Research progress on design strategies of hemicyanine-based fluorescent probes and their applications in environmental and food analysis.

With the increasing emphasis on environmental safety, food inspection, and plant physiological functions, the development of high-performance fluorescent probes capable of highly sensitive, specific, rapid, and visual detection of target analytes has become a focal point in current research. Hemicyanine groups are widely utilized in the design of organic small-molecule fluorophores due to their low cost, structural stability, and ease of chemical modification. Through simple structural adjustments, the photoluminescent properties of hemicyanine-based fluorophores can be significantly enhanced, enabling strong signal output and maintaining stable fluorescence intensity across various solvents and pH conditions-features that make them particularly suitable for complex biological and chemical environments.

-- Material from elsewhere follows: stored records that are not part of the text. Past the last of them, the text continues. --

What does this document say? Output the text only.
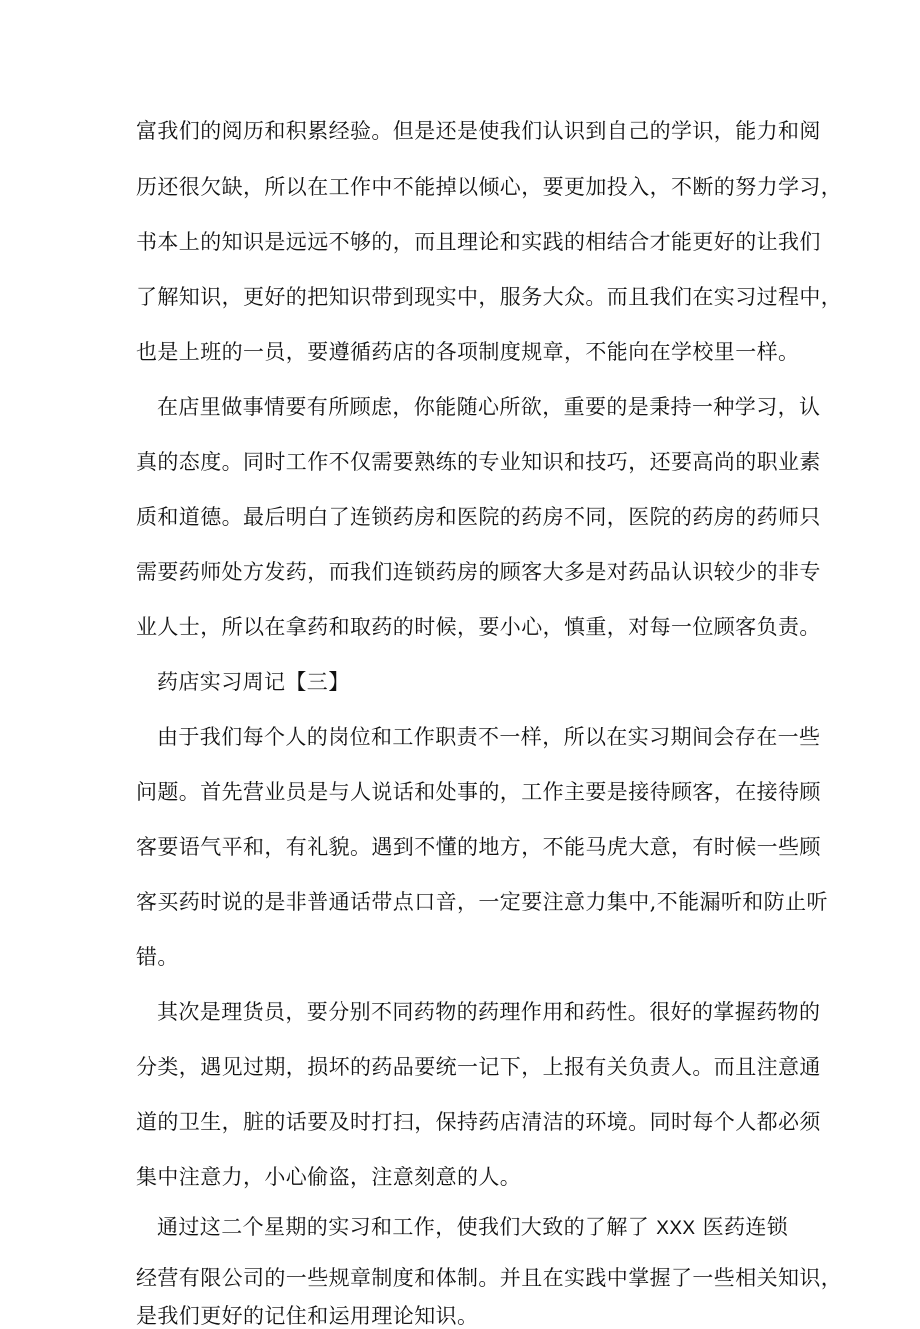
富我们的阅历和积累经验。但是还是使我们认识到自己的学识，能力和阅
历还很欠缺，所以在工作中不能掉以倾心，要更加投入，不断的努力学习，
书本上的知识是远远不够的，而且理论和实践的相结合才能更好的让我们
了解知识，更好的把知识带到现实中，服务大众。而且我们在实习过程中，
也是上班的一员，要遵循药店的各项制度规章，不能向在学校里一样。
在店里做事情要有所顾虑，你能随心所欲，重要的是秉持一种学习，认
真的态度。同时工作不仅需要熟练的专业知识和技巧，还要高尚的职业素
质和道德。最后明白了连锁药房和医院的药房不同，医院的药房的药师只
需要药师处方发药，而我们连锁药房的顾客大多是对药品认识较少的非专
业人士，所以在拿药和取药的时候，要小心，慎重，对每一位顾客负责。
药店实习周记【三】
由于我们每个人的岗位和工作职责不一样，所以在实习期间会存在一些
问题。首先营业员是与人说话和处事的，工作主要是接待顾客，在接待顾
客要语气平和，有礼貌。遇到不懂的地方，不能马虎大意，有时候一些顾
客买药时说的是非普通话带点口音，一定要注意力集中,不能漏听和防止听
错。
其次是理货员，要分别不同药物的药理作用和药性。很好的掌握药物的
分类，遇见过期，损坏的药品要统一记下，上报有关负责人。而且注意通
道的卫生，脏的话要及时打扫，保持药店清洁的环境。同时每个人都必须
集中注意力，小心偷盗，注意刻意的人。
通过这二个星期的实习和工作，使我们大致的了解了 XXX 医药连锁
经营有限公司的一些规章制度和体制。并且在实践中掌握了一些相关知识，
是我们更好的记住和运用理论知识。
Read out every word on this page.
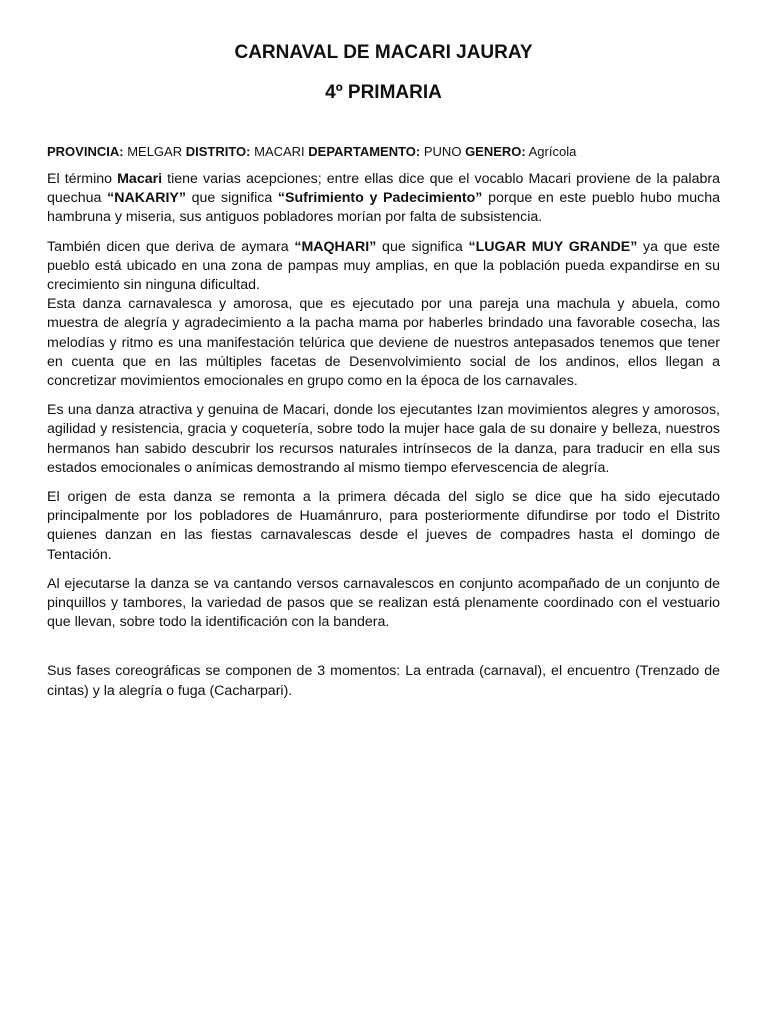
CARNAVAL DE MACARI JAURAY
4º PRIMARIA

PROVINCIA: MELGAR DISTRITO: MACARI DEPARTAMENTO: PUNO GENERO: Agrícola

El término Macari tiene varias acepciones; entre ellas dice que el vocablo Macari proviene de la palabra quechua “NAKARIY” que significa “Sufrimiento y Padecimiento” porque en este pueblo hubo mucha hambruna y miseria, sus antiguos pobladores morían por falta de subsistencia.

También dicen que deriva de aymara “MAQHARI” que significa “LUGAR MUY GRANDE” ya que este pueblo está ubicado en una zona de pampas muy amplias, en que la población pueda expandirse en su crecimiento sin ninguna dificultad.
Esta danza carnavalesca y amorosa, que es ejecutado por una pareja una machula y abuela, como muestra de alegría y agradecimiento a la pacha mama por haberles brindado una favorable cosecha, las melodías y ritmo es una manifestación telúrica que deviene de nuestros antepasados tenemos que tener en cuenta que en las múltiples facetas de Desenvolvimiento social de los andinos, ellos llegan a concretizar movimientos emocionales en grupo como en la época de los carnavales.

Es una danza atractiva y genuina de Macari, donde los ejecutantes Izan movimientos alegres y amorosos, agilidad y resistencia, gracia y coquetería, sobre todo la mujer hace gala de su donaire y belleza, nuestros hermanos han sabido descubrir los recursos naturales intrínsecos de la danza, para traducir en ella sus estados emocionales o anímicas demostrando al mismo tiempo efervescencia de alegría.

El origen de esta danza se remonta a la primera década del siglo se dice que ha sido ejecutado principalmente por los pobladores de Huamánruro, para posteriormente difundirse por todo el Distrito quienes danzan en las fiestas carnavalescas desde el jueves de compadres hasta el domingo de Tentación.

Al ejecutarse la danza se va cantando versos carnavalescos en conjunto acompañado de un conjunto de pinquillos y tambores, la variedad de pasos que se realizan está plenamente coordinado con el vestuario que llevan, sobre todo la identificación con la bandera.

Sus fases coreográficas se componen de 3 momentos: La entrada (carnaval), el encuentro (Trenzado de cintas) y la alegría o fuga (Cacharpari).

Furthermore, the nitrogen atoms of the hemicyanine groups can be functionalized with various water-soluble and targeting groups, which greatly improve molecular hydrophilicity. In recent years, small-molecule fluorescent probes based on hemicyanine groups have been successfully applied in the reliable detection of metal ions, cyanide, sulfide, hydrazine, phosgene, nitrite, hypochlorous acid, and other analytes. This review provides an overview of the structural features of hemicyanine fluorophores and systematically summarizes the design strategies, sensing mechanisms, and recognition principles of hemicyanine-based probes. It further details recent advancements over the past five years, categorized by different analytes, with particular emphasis on their applications in environmental monitoring, food safety, and plant science. Finally, based on a comprehensive analysis of existing research, this review highlights the strengths and limitations of these fluorescent probes and offers constructive insights for future studies, aiming to provide a valuable reference for the continued advancement of hemicyanine-derived fluorescent sensing systems.